Image source: Getty Images
Sage Group‘s (LSE: SGE) one of the most impressive growth shares on the entire FTSE 100. Its share price is up 20% over 12 months and 80% over five years, despite the wider economic turbulence.
I first considered buying it two years ago while building my Self-Invested Personal Pension (SIPP). On 16 June 2023, I noted on these pages that the shares had surged almost 50% in a year and were trading at a 22-year high.
Sage’s on a roll
The business was moving into a new phase, rolling out cloud-based services to small- and mid-sized firms worldwide, including rapid expansion in the US.
There was a big question over whether artificial intelligence (AI) would disrupt its business or accelerate it. I hoped for the latter.
What stopped me from buying? The valuation. Sage was trading at a price-to-earnings (P/E) ratio of 34, far higher than the then-FTSE 100 average of 9.9. The 2.1% yield didn’t excite me either.
I fancied myself a contrarian back then and bought troubled mining giant Glencore instead.
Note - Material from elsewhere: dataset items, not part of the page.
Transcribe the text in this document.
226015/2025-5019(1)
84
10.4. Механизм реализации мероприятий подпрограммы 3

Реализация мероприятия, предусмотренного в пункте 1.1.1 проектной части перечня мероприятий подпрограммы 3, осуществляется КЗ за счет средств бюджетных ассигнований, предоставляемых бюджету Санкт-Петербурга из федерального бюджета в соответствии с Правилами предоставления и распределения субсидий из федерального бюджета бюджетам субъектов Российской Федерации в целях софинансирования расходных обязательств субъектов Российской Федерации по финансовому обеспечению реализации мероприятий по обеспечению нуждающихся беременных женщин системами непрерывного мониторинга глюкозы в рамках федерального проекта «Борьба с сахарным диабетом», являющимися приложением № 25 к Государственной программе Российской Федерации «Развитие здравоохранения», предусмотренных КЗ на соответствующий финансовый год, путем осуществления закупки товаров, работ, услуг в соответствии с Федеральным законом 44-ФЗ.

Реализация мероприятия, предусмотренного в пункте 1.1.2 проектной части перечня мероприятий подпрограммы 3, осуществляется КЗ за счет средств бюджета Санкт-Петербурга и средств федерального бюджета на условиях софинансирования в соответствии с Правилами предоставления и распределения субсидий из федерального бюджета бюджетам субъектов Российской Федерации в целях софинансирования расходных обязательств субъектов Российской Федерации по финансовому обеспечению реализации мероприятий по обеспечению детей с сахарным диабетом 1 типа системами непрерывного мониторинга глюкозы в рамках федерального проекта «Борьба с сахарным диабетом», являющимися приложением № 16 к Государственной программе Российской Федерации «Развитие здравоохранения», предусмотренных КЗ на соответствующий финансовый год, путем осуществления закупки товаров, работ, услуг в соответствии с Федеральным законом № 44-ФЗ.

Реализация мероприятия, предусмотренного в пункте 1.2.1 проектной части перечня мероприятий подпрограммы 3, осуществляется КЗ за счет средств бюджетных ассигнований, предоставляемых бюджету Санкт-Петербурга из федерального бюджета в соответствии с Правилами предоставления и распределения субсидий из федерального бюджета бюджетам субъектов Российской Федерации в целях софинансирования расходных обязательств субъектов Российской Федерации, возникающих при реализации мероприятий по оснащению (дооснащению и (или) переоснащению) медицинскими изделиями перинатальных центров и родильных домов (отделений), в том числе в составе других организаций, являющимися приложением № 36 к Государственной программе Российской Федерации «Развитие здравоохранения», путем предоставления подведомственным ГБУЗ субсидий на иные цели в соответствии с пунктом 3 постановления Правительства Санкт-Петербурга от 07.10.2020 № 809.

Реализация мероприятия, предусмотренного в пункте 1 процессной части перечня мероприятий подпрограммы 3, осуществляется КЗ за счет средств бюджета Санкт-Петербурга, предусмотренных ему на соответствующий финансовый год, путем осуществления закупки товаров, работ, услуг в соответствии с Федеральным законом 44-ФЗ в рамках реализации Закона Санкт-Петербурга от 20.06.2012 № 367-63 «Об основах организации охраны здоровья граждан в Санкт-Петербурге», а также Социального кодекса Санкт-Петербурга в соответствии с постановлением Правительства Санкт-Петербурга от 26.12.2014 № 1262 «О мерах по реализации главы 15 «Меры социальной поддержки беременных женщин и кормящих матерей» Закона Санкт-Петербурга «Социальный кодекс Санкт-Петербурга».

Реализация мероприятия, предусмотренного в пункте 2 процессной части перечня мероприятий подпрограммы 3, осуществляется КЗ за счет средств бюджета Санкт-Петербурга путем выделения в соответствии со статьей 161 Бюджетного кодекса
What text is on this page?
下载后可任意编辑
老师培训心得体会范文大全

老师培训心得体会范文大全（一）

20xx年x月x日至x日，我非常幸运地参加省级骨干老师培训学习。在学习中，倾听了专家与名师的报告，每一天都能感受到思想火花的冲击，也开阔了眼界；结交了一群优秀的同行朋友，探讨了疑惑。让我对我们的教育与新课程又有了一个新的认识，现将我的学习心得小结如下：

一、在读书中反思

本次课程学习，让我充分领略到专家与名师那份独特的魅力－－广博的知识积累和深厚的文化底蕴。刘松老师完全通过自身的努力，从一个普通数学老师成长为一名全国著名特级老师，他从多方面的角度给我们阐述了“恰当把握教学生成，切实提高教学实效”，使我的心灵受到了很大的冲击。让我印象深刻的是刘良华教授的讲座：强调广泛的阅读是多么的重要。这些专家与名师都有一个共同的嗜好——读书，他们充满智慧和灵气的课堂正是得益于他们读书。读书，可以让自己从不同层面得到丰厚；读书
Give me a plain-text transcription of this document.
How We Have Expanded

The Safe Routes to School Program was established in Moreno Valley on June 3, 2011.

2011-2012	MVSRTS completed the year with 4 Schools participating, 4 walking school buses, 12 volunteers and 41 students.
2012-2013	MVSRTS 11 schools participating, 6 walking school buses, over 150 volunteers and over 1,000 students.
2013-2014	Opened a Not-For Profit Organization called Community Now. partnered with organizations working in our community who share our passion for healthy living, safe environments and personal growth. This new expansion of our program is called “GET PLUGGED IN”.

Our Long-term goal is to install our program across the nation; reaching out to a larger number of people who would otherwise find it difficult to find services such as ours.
It’s down 38% in the last year. Bad choice.
That has made me rethink the value of momentum.
Still delivering the goods
Sage’s half-year results on 15 May showed underlying operating profit up an impressive 16% to £288m. Margins improved sharply, helped by cost discipline and growing demand for its software. Underlying basic earnings per share rose 17% to 20.8p.
The group reported strong cash performance too, with 115% underlying cash conversion. It now holds £1.2bn in cash, putting it on a robust financial footing. The board felt comfortable extending its share buyback programme by up to £200m.
Inevitably, Sage still looks pricey today, trading at 32.5 times earnings. But as recent results show, sometimes it’s worth paying a premium price.
The yield’s dipped to 1.66% but a closer look suggests that this is a better passive income stock than I originally realised. In fact, it’s a dividend superstar, lifting its dividend every year since 1988. That’s a run now stretching 37 years.
Lately, the pace has slowed. Over 15 years, shareholder payouts grew at an average annual compound rate of 7.08%. That slips to 5.34% over 10 years and 4.21% over five (although the pandemic played a part there).
Management’s picking up the pace. In 2024, it hiked the final dividend by 5.96% to 20.45p. And on 15 May, it lifted the interim payout 7%, in line with its “progressive policy”.
Valuation call
Some analysts think the shares have gone as far as they can. Of the 20 tracking the stock, only eight call it a Strong Buy, with eight more saying Hold. To my surprise, two name it a Strong Sell. I don’t share that point of view.
But the median 12-month price target sits at 1,374p – up 11.4% from today. That’s the kind of steady growth I’d like to see. Forecasts are just educated guesses, of course.
I’ve passed on Sage for being too expensive, but sometimes as I said, we have to pay for quality. This is a top growth stock and I think it’s worth considering buying today.